I'm working on a system which allows me to find specific networking devices. A network device (called "system" in my example) has a number of ports, where each port can have a specific configuration. An example would be: Return all devices which have at least 2 ports of type 100BASE-TX and at least 1 port of 1000BASE-TX.
Here's my example table which is named "ports":
system port type
1 1 10BASE-T
1 1 100BASE-TX
1 1 1000BASE-TX
1 2 10BASE-T
1 2 100BASE-TX
1 2 1000BASE-TX
1 3 10BASE-T
1 3 100BASE-TX
1 3 1000BASE-TX
2 1 100BASE-TX
2 2 100BASE-TX
2 3 100BASE-TX
Column descriptions: "system" is the ID of the system which contains the ports "port" is the ID of the port "type" is the type which that single port can have
I'm pretty lost here, and I don't ask for a complete query, maybe some hints are enough for me to figure out the rest. I already tried to join the table with itself to retrieve all possible port combinations, but from that point I was lost again.
Here's my pseudo-code:
SELECT system FROM ports WHERE (number-of-possible-100base-tx-ports >= 2 AND number-of-possible-1000base-tx-ports >= 1)
Here's my expected result:
system
1
It is important to know that a port can be either of one or another type. Basically I want the user to ask: "List all devices which support 2 100BASE-TX ports and at least 1 1000BASE-TX port at the same time". For example, the following pseudo-sql should not return any results:
SELECT system FROM ports WHERE (number-of-possible-100base-tx-ports >= 2 AND number-of-possible-1000base-tx-ports >= 2)

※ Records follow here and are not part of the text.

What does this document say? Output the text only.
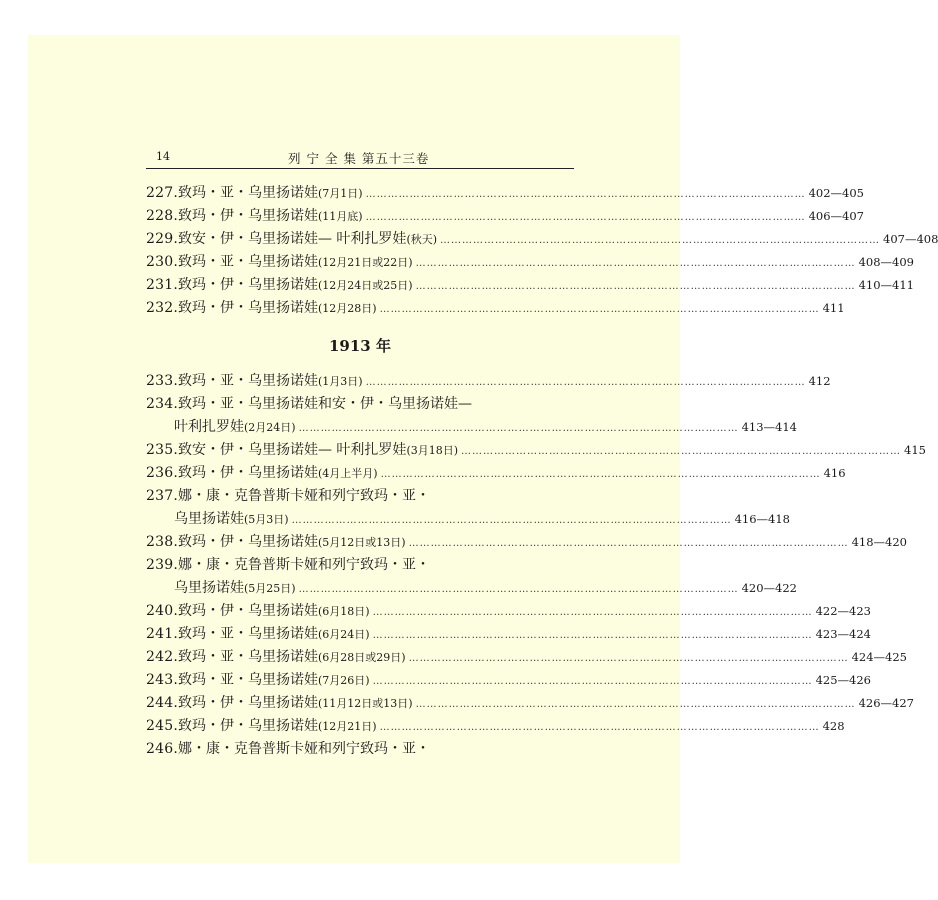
14	列 宁 全 集 第五十三卷
227. 致玛・亚・乌里扬诺娃 (7月1日) ………………………………………………………………………………………………………… 402—405
228. 致玛・伊・乌里扬诺娃 (11月底) ………………………………………………………………………………………………………… 406—407
229. 致安・伊・乌里扬诺娃— 叶利扎罗娃 (秋天) ………………………………………………………………………………………………………… 407—408
230. 致玛・亚・乌里扬诺娃 (12月21日或22日) ………………………………………………………………………………………………………… 408—409
231. 致玛・伊・乌里扬诺娃 (12月24日或25日) ………………………………………………………………………………………………………… 410—411
232. 致玛・伊・乌里扬诺娃 (12月28日) ………………………………………………………………………………………………………… 411
1913 年
233. 致玛・亚・乌里扬诺娃 (1月3日) ………………………………………………………………………………………………………… 412
234. 致玛・亚・乌里扬诺娃和安・伊・乌里扬诺娃—
叶利扎罗娃 (2月24日) ………………………………………………………………………………………………………… 413—414
235. 致安・伊・乌里扬诺娃— 叶利扎罗娃 (3月18日) ………………………………………………………………………………………………………… 415
236. 致玛・伊・乌里扬诺娃 (4月上半月) ………………………………………………………………………………………………………… 416
237. 娜・康・克鲁普斯卡娅和列宁致玛・亚・
乌里扬诺娃 (5月3日) ………………………………………………………………………………………………………… 416—418
238. 致玛・伊・乌里扬诺娃 (5月12日或13日) ………………………………………………………………………………………………………… 418—420
239. 娜・康・克鲁普斯卡娅和列宁致玛・亚・
乌里扬诺娃 (5月25日) ………………………………………………………………………………………………………… 420—422
240. 致玛・伊・乌里扬诺娃 (6月18日) ………………………………………………………………………………………………………… 422—423
241. 致玛・亚・乌里扬诺娃 (6月24日) ………………………………………………………………………………………………………… 423—424
242. 致玛・亚・乌里扬诺娃 (6月28日或29日) ………………………………………………………………………………………………………… 424—425
243. 致玛・亚・乌里扬诺娃 (7月26日) ………………………………………………………………………………………………………… 425—426
244. 致玛・伊・乌里扬诺娃 (11月12日或13日) ………………………………………………………………………………………………………… 426—427
245. 致玛・伊・乌里扬诺娃 (12月21日) ………………………………………………………………………………………………………… 428
246. 娜・康・克鲁普斯卡娅和列宁致玛・亚・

This query shouldn't return any result since no device has more than three ports overall.
EDIT
Here's another pseudo-SQL which represent the question better:
SELECT system FROM ports WHERE (at-least-1-type = 1000BASE-TX AND at-least-2-other-types = 100BASE-TX) AND portid-from-type-1000BASE-TX <> portid-from-type-100BASE-TX
EDIT #2
After one night, I realized that it might not be possible using plain SQL. What I need would be an intermediate table containing all possible configurations per system, and I believe that table would be quite huge. Given the example table above, I would already have 27 different combinations for system 1; regular networking devices have 12, 24 or 48 ports and storing all combinations in a database wouldn't be very efficient. I have to think of a programmatic way to solve this problem.